Hence why Quentin Millora-Brown grades out well. He played more minutes than Liam Robbins, which was probably not the best decision by Jerry Stackhouse but then it’s also not really Quentin Millora-Brown’s fault (particularly since a big reason for that was that Robbins got hurt, but that doesn’t explain why Millora-Brown was playing so many minutes prior to that.) But an efficient-but-limited backup who has a certain Ted Skuchas/Josh Henderson quality to him? Yeah, that guy’s always going to grade well. It’s not objective to grade a guy who averaged 3.5 ppg this way, but it is what it is.

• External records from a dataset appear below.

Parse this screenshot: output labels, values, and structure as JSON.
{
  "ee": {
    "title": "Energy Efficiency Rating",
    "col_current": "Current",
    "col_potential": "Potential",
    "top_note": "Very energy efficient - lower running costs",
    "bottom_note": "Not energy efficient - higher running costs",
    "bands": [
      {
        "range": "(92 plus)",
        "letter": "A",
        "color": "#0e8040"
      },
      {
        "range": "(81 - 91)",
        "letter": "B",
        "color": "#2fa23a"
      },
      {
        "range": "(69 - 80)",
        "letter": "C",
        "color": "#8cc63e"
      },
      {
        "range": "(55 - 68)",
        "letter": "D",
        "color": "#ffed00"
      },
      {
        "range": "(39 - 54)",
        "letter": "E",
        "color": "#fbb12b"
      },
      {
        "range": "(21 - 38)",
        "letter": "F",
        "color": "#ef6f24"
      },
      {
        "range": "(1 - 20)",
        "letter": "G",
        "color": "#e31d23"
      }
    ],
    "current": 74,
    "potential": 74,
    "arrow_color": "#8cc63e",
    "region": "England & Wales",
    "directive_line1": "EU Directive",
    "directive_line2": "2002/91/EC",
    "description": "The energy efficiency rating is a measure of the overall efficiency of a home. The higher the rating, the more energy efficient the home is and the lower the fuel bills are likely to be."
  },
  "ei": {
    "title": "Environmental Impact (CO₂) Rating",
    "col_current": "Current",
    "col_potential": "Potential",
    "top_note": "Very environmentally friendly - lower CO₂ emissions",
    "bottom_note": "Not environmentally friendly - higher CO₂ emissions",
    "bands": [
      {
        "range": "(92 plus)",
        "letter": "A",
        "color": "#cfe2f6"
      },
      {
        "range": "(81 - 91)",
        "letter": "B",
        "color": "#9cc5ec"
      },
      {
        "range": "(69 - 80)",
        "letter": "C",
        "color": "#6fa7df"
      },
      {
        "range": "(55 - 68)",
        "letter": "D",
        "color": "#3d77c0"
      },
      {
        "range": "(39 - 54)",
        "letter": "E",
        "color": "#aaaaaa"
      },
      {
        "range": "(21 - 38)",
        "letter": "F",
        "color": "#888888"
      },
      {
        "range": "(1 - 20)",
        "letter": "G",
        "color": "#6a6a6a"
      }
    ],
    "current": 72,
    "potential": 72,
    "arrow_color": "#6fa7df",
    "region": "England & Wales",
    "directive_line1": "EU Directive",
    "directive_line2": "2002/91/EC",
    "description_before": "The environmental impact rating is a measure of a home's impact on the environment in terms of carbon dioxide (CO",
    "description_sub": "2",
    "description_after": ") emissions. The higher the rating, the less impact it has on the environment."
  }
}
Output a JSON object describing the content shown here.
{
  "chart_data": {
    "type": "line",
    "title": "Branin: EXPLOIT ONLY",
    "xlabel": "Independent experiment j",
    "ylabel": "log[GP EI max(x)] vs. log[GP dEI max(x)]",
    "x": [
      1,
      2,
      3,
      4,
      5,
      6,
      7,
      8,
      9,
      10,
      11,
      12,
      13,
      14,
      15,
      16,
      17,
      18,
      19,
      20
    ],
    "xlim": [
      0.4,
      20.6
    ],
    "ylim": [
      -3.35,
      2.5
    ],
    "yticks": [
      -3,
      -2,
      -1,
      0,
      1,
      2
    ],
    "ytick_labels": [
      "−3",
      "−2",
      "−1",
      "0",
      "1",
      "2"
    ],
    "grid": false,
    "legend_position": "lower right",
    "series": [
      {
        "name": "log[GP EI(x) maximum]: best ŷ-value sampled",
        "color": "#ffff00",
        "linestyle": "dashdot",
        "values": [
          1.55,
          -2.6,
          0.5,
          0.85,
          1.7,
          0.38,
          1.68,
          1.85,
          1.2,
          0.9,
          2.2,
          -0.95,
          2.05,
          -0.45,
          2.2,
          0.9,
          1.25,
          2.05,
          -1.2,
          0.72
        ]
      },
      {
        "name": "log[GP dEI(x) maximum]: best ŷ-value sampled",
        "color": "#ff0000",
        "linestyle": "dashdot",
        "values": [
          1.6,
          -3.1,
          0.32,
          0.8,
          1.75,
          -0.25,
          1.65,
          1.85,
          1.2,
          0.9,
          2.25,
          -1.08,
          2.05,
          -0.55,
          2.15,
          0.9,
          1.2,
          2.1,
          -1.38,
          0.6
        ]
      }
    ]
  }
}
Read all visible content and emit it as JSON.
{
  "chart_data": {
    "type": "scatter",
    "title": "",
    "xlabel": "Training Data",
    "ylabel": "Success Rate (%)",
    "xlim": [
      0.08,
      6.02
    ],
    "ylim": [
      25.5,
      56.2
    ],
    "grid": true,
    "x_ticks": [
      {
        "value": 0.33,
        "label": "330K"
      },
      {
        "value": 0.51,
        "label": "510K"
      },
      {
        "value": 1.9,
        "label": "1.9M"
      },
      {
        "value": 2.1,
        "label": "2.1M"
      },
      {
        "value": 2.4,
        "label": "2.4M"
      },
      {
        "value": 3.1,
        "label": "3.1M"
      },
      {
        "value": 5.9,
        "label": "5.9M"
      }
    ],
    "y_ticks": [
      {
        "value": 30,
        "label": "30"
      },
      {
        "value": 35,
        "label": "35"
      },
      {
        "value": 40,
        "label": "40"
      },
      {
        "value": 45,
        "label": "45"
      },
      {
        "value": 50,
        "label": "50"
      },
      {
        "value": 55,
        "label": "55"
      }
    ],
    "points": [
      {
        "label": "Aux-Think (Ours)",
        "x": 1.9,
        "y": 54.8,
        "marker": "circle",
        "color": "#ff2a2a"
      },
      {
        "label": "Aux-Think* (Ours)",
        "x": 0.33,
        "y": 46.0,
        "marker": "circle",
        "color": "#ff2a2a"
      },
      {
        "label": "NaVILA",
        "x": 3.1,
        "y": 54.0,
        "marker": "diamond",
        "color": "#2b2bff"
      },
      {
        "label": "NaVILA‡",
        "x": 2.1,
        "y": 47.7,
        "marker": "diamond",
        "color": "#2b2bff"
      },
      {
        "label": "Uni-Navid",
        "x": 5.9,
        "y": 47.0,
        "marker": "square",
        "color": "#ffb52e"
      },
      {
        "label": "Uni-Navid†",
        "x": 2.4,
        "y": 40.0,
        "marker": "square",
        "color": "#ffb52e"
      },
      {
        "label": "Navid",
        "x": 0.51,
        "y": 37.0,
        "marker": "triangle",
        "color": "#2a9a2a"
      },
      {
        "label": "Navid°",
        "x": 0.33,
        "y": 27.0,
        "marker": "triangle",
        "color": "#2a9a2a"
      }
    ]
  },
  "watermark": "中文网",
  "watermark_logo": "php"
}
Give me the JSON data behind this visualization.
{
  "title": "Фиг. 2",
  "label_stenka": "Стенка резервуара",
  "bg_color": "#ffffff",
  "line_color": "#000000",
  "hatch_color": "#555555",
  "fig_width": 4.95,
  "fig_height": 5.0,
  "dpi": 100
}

Millora-Brown wasn’t as efficient as he was as a junior, mostly because his shooting percentage dropped from an excellent 64.9 percent to a strictly meh 48.5 percent with only three three-point attempts all season. But he did make one of them as part of a season-high 10-point performance in a win at Kentucky — which also happens to be the game that Robbins went down in.
It’s unfortunate that his Vanderbilt career had to end — he transferred to The Citadel after the season — but some guys will get remembered by fans for reasons that have nothing to do with their ability to play basketball. Ted Skuchas and Josh Henderson were in that pantheon, and I think QMB belongs there as well.